Proust l'a sauvée. Grâce à la fiction il su faire éclater la réalité. Celle de Laure Murat.
Bannie de ce monde aristocratique par sa propre mère pour qui elle représentait l'échec de toute une éducation spirituelle et morale, Laure Murat a une révélation vers l'âge de vingt ans. La lecture de la Recherche lui a permis de mener à bien sa propre quête et pouvoir enfin s'émanciper d'un monde rongé par l'incompréhension.
Un monde hermétique, où règnent l'implicite et le paraître et intransigeant avec ceux qui s'écartent des normes sociales et sexuelles.
Marcel Proust, ce "petit journaliste que l'on plaçait en bout de table" lorsqu'il était invité aux fastes de l'hôtel Murat a beaucoup observé et beaucoup noté. Laure Murat a ainsi pu trouver les clefs de ce monde énigmatique et vide de sens en se positionnant comme une lectrice de sa propre vie.

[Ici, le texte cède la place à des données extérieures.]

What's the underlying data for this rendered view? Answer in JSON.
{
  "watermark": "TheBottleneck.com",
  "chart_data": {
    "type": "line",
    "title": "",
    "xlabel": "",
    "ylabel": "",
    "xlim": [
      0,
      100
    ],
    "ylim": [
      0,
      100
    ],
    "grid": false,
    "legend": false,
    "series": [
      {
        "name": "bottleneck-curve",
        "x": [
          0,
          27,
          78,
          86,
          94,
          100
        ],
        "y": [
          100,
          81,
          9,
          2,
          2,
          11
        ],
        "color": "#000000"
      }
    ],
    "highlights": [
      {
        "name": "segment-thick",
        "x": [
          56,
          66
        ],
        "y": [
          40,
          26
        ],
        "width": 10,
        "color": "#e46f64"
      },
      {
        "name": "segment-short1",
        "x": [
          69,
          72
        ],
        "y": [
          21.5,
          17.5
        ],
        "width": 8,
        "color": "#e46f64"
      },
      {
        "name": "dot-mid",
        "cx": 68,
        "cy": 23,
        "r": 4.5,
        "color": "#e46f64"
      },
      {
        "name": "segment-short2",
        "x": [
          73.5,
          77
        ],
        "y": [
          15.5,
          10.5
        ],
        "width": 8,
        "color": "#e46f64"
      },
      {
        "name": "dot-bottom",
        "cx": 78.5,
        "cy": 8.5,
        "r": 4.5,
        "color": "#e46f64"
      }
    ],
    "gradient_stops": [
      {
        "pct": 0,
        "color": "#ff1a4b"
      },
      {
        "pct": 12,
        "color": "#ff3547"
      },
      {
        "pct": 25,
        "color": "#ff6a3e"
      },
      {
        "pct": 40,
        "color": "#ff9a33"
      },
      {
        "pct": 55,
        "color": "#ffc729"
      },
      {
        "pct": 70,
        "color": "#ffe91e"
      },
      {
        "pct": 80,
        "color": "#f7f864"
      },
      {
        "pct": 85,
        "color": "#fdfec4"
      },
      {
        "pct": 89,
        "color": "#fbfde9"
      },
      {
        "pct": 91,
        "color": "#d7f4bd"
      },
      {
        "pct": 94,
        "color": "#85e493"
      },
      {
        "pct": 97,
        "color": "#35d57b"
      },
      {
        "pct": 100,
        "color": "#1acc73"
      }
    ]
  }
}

A la fois récit autobiographique, essai littéraire et historique, ce texte nous ouvre les portes capitonnées du monde de l'aristocratie et nous permet d'envisager la lecture de l'oeuvre d'un écrivain qui impressionne sous un angle nouveau. Mais par dessus tout, il constitue un véritable plaidoyer sur le pouvoir de consolation de la littérature.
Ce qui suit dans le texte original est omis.